Nach Paris-Terror: Brandanschläge auf Moscheen und Flüchtlingsunterkünfte in Deutschland und Europa

Als Reaktion auf die Anschläge hatte die Bundesregierung am Samstag beschlossen, die Sicherheitsvorkehrungen in Deutschland insgesamt deutlich zu verschärfen

In Spanien haben Unbekannte in der Nacht zum Samstag einen Brandanschlag auf eine Moschee verübt. Vor dem Hintergrund der Terroranschläge von Paris sei nicht völlig ausgeschlossen, dass es sich um einen Racheakt handelte, sagt José Luis Quintana, der Bürgermeister der 40 000-Einwohner-Stadt Don Benito. Die Flammen hätten schnell gelöscht werden können. Ein Eingangstor der Moschee wurde beschädigt, Verletzte gab es den Angaben zufolge nicht. Ein Sprecher der muslimischen Gemeinde von Don Benito, Mohammed Kattabi, sagt: „Wer das gemacht hat, hat sich das falsche Ziel ausgesucht“   

Auf der Ostseeinsel Usedom ist in der Nacht zum Sonntag eine geplante Flüchtlingsunterkunft ausgebrannt.

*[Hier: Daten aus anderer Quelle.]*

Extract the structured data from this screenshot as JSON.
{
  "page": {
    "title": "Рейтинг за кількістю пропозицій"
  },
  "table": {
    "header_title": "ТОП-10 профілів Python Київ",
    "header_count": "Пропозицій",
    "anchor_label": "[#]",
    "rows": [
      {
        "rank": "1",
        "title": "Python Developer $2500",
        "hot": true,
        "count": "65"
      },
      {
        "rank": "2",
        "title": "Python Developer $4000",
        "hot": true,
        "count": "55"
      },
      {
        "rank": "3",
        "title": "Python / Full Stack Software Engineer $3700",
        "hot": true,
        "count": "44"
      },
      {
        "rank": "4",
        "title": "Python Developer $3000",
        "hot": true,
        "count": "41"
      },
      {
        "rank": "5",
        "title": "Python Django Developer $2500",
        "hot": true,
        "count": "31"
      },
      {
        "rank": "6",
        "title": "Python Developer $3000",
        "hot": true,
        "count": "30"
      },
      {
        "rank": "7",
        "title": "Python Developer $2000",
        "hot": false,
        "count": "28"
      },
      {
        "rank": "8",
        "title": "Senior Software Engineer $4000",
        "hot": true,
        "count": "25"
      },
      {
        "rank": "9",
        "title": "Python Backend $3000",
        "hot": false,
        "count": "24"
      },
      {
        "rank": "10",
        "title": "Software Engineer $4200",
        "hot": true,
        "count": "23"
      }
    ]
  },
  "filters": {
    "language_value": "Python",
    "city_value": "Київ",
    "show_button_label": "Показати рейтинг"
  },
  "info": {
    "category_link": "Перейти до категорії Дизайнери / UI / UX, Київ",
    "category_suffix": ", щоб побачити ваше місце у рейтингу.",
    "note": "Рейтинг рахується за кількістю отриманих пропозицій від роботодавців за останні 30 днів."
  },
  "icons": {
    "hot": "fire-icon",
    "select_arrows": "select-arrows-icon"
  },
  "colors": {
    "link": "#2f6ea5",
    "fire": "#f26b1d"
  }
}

Das teilte die Polizei mit. Bei dem Haus handelte es sich um ein Bürogebäude einer Metallbaufirma in Trassenheide, 15 Flüchtlinge sollten ab Mitte kommender Woche in den vier frisch hergerichteten Wohnungen in dem zweigeschossigen Haus leben.  

Unbekannte haben mehrere Brandsätze auf die Mevlana Moschee in Köln-Porz, die zum Dachverband DITIB gehört, geworfen. Wie aus der Pressemitteilung der DITIB zu entnehmen ist, gingen in dem Eingangsbereich zum Frauenbereich Scheiben zu Bruch. Glücklicherweise sei kein weiterer Schaden entstanden.  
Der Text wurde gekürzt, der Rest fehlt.